Copper interconnect and chemical metal polishing (CMP) also raise a host of problems, said Charlie Huang, vice president of business development at Cadence; for example, copper wires have variable heights and therefore may exhibit unexpected resistances and capacitances.

One consequence of manufacturing issues, noted Dataquest's Smith, is that current approaches to design-for-test fall apart. One consequence is that the traditional "stuck at" fault model is no longer adequate. Designers must look at transition faults caused by resistive vias, and metal bridging faults. At-speed, delay fault testing will be needed. What all this means, said Rhines, is many more test vectors.

Integrated flows
A final paradigm shift that's crucial for sub-100 nm designs is point tools to integrated design systems. The 2001 ITRS speaks of the need to move from a traditional "waterfall" design flow, consisting of discrete steps, to an integrated system in which logical and physical tools can operate together. What's needed, the document states, is a modular open architecture with an industry-standard interface for data.

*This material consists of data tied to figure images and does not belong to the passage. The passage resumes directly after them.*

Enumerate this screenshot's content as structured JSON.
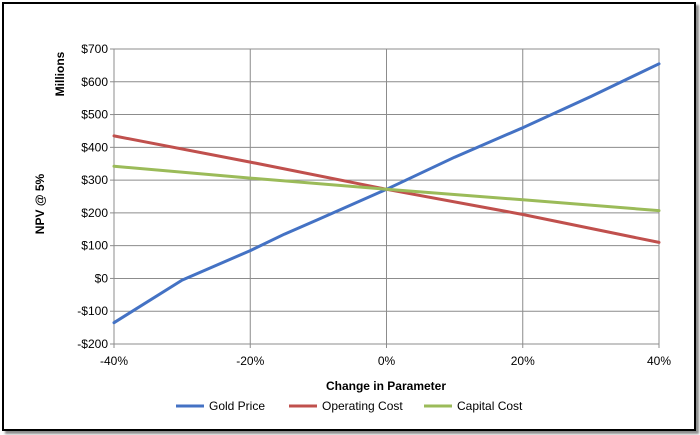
{
  "chart_data": {
    "type": "line",
    "xlabel": "Change in Parameter",
    "ylabel": "NPV @ 5%",
    "yunit": "Millions",
    "xlim": [
      -40,
      40
    ],
    "ylim": [
      -200,
      700
    ],
    "x_ticks": [
      -40,
      -20,
      0,
      20,
      40
    ],
    "x_tick_labels": [
      "-40%",
      "-20%",
      "0%",
      "20%",
      "40%"
    ],
    "y_ticks": [
      -200,
      -100,
      0,
      100,
      200,
      300,
      400,
      500,
      600,
      700
    ],
    "y_tick_labels": [
      "-$200",
      "-$100",
      "$0",
      "$100",
      "$200",
      "$300",
      "$400",
      "$500",
      "$600",
      "$700"
    ],
    "grid": true,
    "legend_position": "bottom",
    "series": [
      {
        "name": "Gold Price",
        "color": "#4472c4",
        "x": [
          -40,
          -30,
          -20,
          -15,
          -10,
          0,
          10,
          20,
          30,
          40
        ],
        "y": [
          -135,
          -5,
          85,
          135,
          180,
          272,
          370,
          460,
          555,
          655
        ]
      },
      {
        "name": "Operating Cost",
        "color": "#c0504d",
        "x": [
          -40,
          -20,
          0,
          20,
          40
        ],
        "y": [
          435,
          355,
          272,
          195,
          110
        ]
      },
      {
        "name": "Capital Cost",
        "color": "#9bbb59",
        "x": [
          -40,
          -20,
          0,
          20,
          40
        ],
        "y": [
          342,
          306,
          272,
          240,
          207
        ]
      }
    ]
  }
}
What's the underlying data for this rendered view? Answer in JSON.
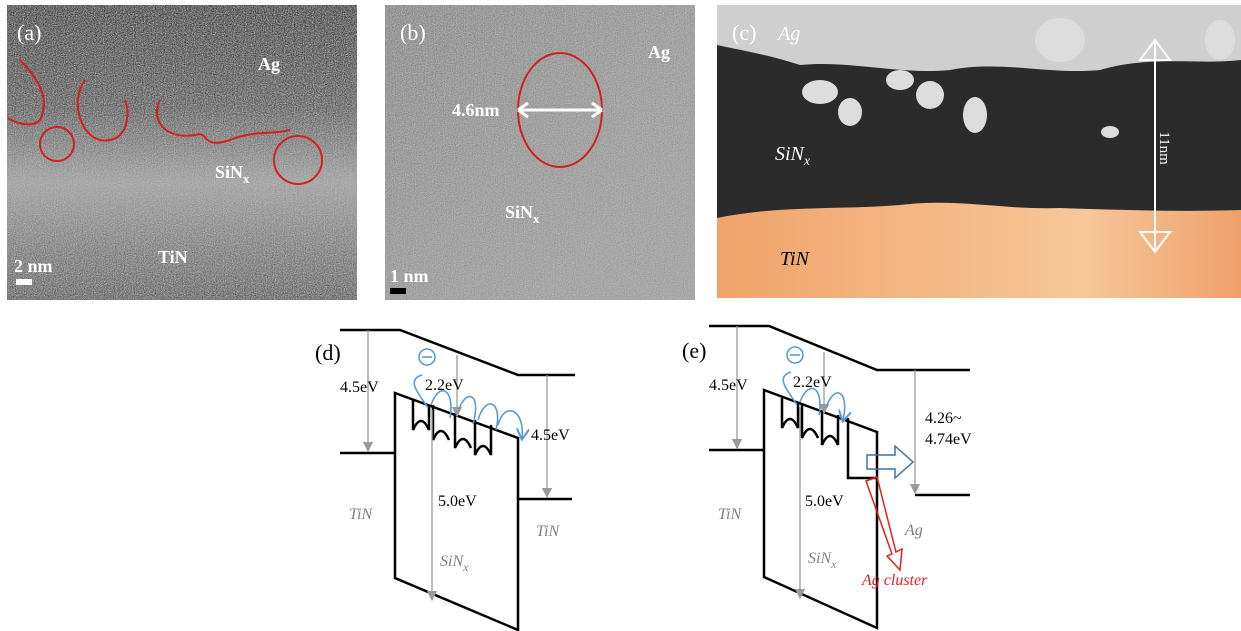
{
  "panels": {
    "a": {
      "label": "(a)",
      "ag": "Ag",
      "sinx": {
        "base": "SiN",
        "sub": "x"
      },
      "tin": "TiN",
      "scale": "2 nm"
    },
    "b": {
      "label": "(b)",
      "ag": "Ag",
      "size": "4.6nm",
      "sinx": {
        "base": "SiN",
        "sub": "x"
      },
      "scale": "1 nm"
    },
    "c": {
      "label": "(c)",
      "ag": "Ag",
      "sinx": {
        "base": "SiN",
        "sub": "x"
      },
      "tin": "TiN",
      "thickness": "11nm"
    },
    "d": {
      "label": "(d)",
      "barrier_left": "4.5eV",
      "trap_depth": "2.2eV",
      "barrier_right": "4.5eV",
      "gap": "5.0eV",
      "left": "TiN",
      "middle": {
        "base": "SiN",
        "sub": "x"
      },
      "right": "TiN"
    },
    "e": {
      "label": "(e)",
      "barrier_left": "4.5eV",
      "trap_depth": "2.2eV",
      "barrier_right": [
        "4.26~",
        "4.74eV"
      ],
      "gap": "5.0eV",
      "left": "TiN",
      "middle": {
        "base": "SiN",
        "sub": "x"
      },
      "right": "Ag",
      "cluster": "Ag cluster"
    }
  }
}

That's exactly what the user-backed OpenAccess Coalition is trying to achieve. With an industry standard API and data model, based on the OpenAccess database created by Cadence, design tools can exchange data in shared memory. This allows, for example, routing to work closely with signal integrity analysis, even with tools from different vendors.

But it's unclear whether other EDA vendors will embrace this effort. Synopsys, for example, has opened access to its own Milkyway database. Magma and Monterey have both created integrated RTL-to-GDSII design flows based on their own databases.

One of the most ambitious ideas behind OpenAccess is its possible extension into manufacturing. As of now, mask shops have no information about design intent; they only receive geometric data. Providing more intelligent data could save the billions in mask costs, some observers say. It's possible that the emergence of a common data infrastructure for both design and manufacturing will be the biggest sub-100 nm paradigm shift of all.